Shemyakin-Ovchinnikov Institute of Bioorganic Chemistry, Russian Academy of Sciences, Moscow, Russia.
Moscow State University, Moscow, Russia.
Dokl Biochem Biophys. 2024 Jun;516(1):98-106. doi: 10.1134/S1607672924700790. Epub 2024 Mar 27.
Analysis of the mechanisms underlying the occurrence and progression of cancer represents a key objective in contemporary clinical bioinformatics and molecular biology. Utilizing omics data, particularly transcriptomes, enables a detailed characterization of expression patterns and post-transcriptional regulation across various RNA types relative to the entire transcriptome. Here, we assembled a dataset comprising transcriptomic data from approximately 16 000 patients encompassing over 160 types of cancer. We employed state-of-the-art gradient boosting algorithms to discern intricate correlations in the expression levels of four clinically significant microRNAs, specifically, hsa-mir-21, hsa-let-7a-1, hsa-let-7b, and hsa-let-7i, with the expression levels of the remaining 60 660 unique RNAs. Our analysis revealed a dependence of the expression levels of the studied microRNAs on the concentrations of several small nucleolar RNAs and regulatory long noncoding RNAs. Notably, the roles of these RNAs in the development of specific cancer types had been previously established through experimental evidence. Subsequent evaluation of the created database will facilitate the identification of a broader spectrum of overarching dependencies related to changes in the expression levels of various RNA classes in diverse cancers. In future, it will make possible to discover unique alterations specific to certain types of malignant transformations.

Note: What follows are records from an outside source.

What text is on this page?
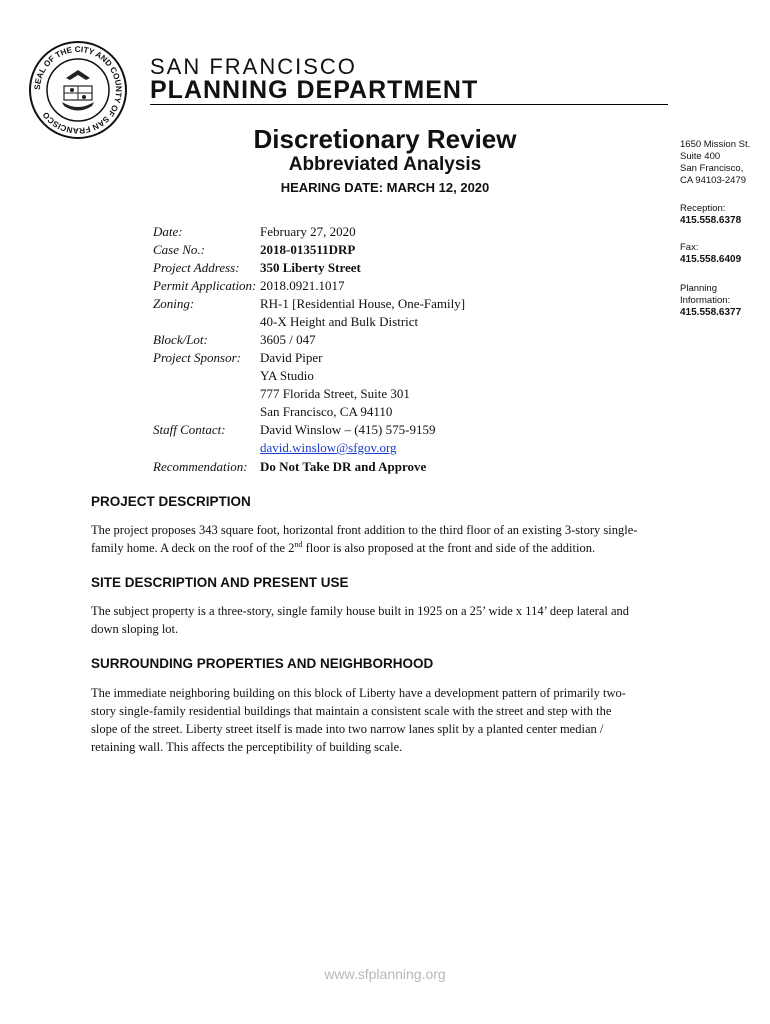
SEAL OF THE CITY AND COUNTY OF SAN FRANCISCO
SAN FRANCISCO
PLANNING DEPARTMENT
Discretionary Review
Abbreviated Analysis
HEARING DATE: MARCH 12, 2020
1650 Mission St.
Suite 400
San Francisco,
CA 94103-2479
Reception:
415.558.6378
Fax:
415.558.6409
Planning
Information:
415.558.6377
Date:	February 27, 2020
Case No.:	2018-013511DRP
Project Address: 350 Liberty Street
Permit Application: 2018.0921.1017
Zoning:	RH-1 [Residential House, One-Family]
40-X Height and Bulk District
Block/Lot:	3605 / 047
Project Sponsor: David Piper
YA Studio
777 Florida Street, Suite 301
San Francisco, CA 94110
Staff Contact:	David Winslow – (415) 575-9159
david.winslow@sfgov.org
Recommendation: Do Not Take DR and Approve
PROJECT DESCRIPTION
The project proposes 343 square foot, horizontal front addition to the third floor of an existing 3-story single-
family home. A deck on the roof of the 2nd floor is also proposed at the front and side of the addition.
SITE DESCRIPTION AND PRESENT USE
The subject property is a three-story, single family house built in 1925 on a 25’ wide x 114’ deep lateral and
down sloping lot.
SURROUNDING PROPERTIES AND NEIGHBORHOOD
The immediate neighboring building on this block of Liberty have a development pattern of primarily two-
story single-family residential buildings that maintain a consistent scale with the street and step with the
slope of the street. Liberty street itself is made into two narrow lanes split by a planted center median /
retaining wall. This affects the perceptibility of building scale.
www.sfplanning.org
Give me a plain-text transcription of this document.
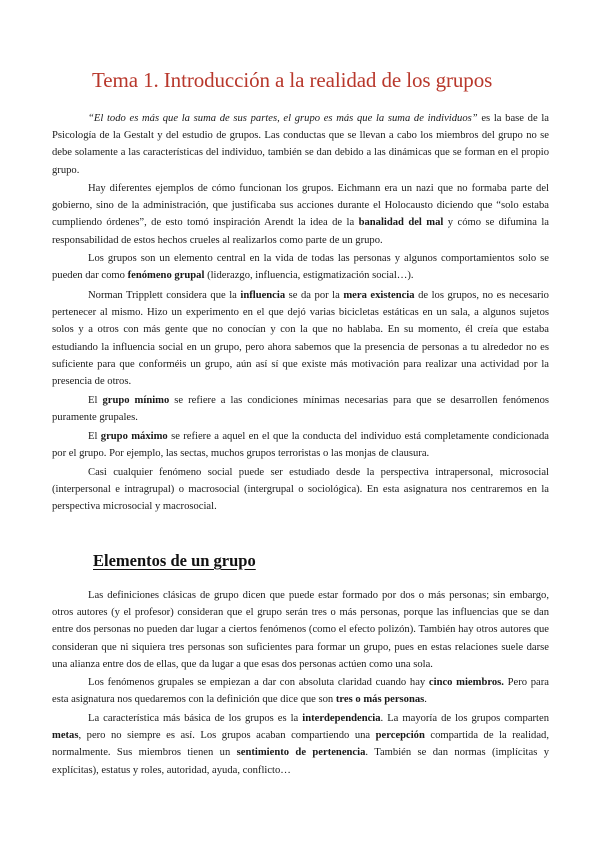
Tema 1. Introducción a la realidad de los grupos

“El todo es más que la suma de sus partes, el grupo es más que la suma de individuos” es la base de la Psicología de la Gestalt y del estudio de grupos. Las conductas que se llevan a cabo los miembros del grupo no se debe solamente a las características del individuo, también se dan debido a las dinámicas que se forman en el propio grupo.

Hay diferentes ejemplos de cómo funcionan los grupos. Eichmann era un nazi que no formaba parte del gobierno, sino de la administración, que justificaba sus acciones durante el Holocausto diciendo que “solo estaba cumpliendo órdenes”, de esto tomó inspiración Arendt la idea de la banalidad del mal y cómo se difumina la responsabilidad de estos hechos crueles al realizarlos como parte de un grupo.

Los grupos son un elemento central en la vida de todas las personas y algunos comportamientos solo se pueden dar como fenómeno grupal (liderazgo, influencia, estigmatización social…).

Norman Tripplett considera que la influencia se da por la mera existencia de los grupos, no es necesario pertenecer al mismo. Hizo un experimento en el que dejó varias bicicletas estáticas en un sala, a algunos sujetos solos y a otros con más gente que no conocían y con la que no hablaba. En su momento, él creía que estaba estudiando la influencia social en un grupo, pero ahora sabemos que la presencia de personas a tu alrededor no es suficiente para que conforméis un grupo, aún así sí que existe más motivación para realizar una actividad por la presencia de otros.

El grupo mínimo se refiere a las condiciones mínimas necesarias para que se desarrollen fenómenos puramente grupales.

El grupo máximo se refiere a aquel en el que la conducta del individuo está completamente condicionada por el grupo. Por ejemplo, las sectas, muchos grupos terroristas o las monjas de clausura.

Casi cualquier fenómeno social puede ser estudiado desde la perspectiva intrapersonal, microsocial (interpersonal e intragrupal) o macrosocial (intergrupal o sociológica). En esta asignatura nos centraremos en la perspectiva microsocial y macrosocial.

Elementos de un grupo

Las definiciones clásicas de grupo dicen que puede estar formado por dos o más personas; sin embargo, otros autores (y el profesor) consideran que el grupo serán tres o más personas, porque las influencias que se dan entre dos personas no pueden dar lugar a ciertos fenómenos (como el efecto polizón). También hay otros autores que consideran que ni siquiera tres personas son suficientes para formar un grupo, pues en estas relaciones suele darse una alianza entre dos de ellas, que da lugar a que esas dos personas actúen como una sola.

Los fenómenos grupales se empiezan a dar con absoluta claridad cuando hay cinco miembros. Pero para esta asignatura nos quedaremos con la definición que dice que son tres o más personas.

La característica más básica de los grupos es la interdependencia. La mayoría de los grupos comparten metas, pero no siempre es así. Los grupos acaban compartiendo una percepción compartida de la realidad, normalmente. Sus miembros tienen un sentimiento de pertenencia. También se dan normas (implícitas y explícitas), estatus y roles, autoridad, ayuda, conflicto…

分析癌症发生和发展的机制是当代临床生物信息学和分子生物学的主要目标。利用组学数据,特别是转录组学,可以详细描述各种 RNA 类型相对于整个转录组的表达模式和转录后调控。在这里,我们组装了一个包含大约 16000 名患者的转录组数据的数据集,涵盖了 160 多种癌症。我们采用最先进的梯度提升算法来识别四种临床意义重大的 microRNA(hsa-mir-21、hsa-let-7a-1、hsa-let-7b 和 hsa-let-7i)的表达水平与其余 60660 个独特 RNA 之间的复杂相关性。我们的分析表明,所研究的 microRNA 的表达水平依赖于几种小核仁 RNA 和调控长非编码 RNA 的浓度。值得注意的是,这些 RNA 在特定癌症类型的发展中的作用已经通过实验证据得到了证实。随后对创建的数据库进行评估将有助于确定与各种癌症中不同 RNA 类别的表达水平变化相关的更广泛的总体依赖性。在未来,它将有可能发现某些特定类型的恶性转化所特有的独特改变。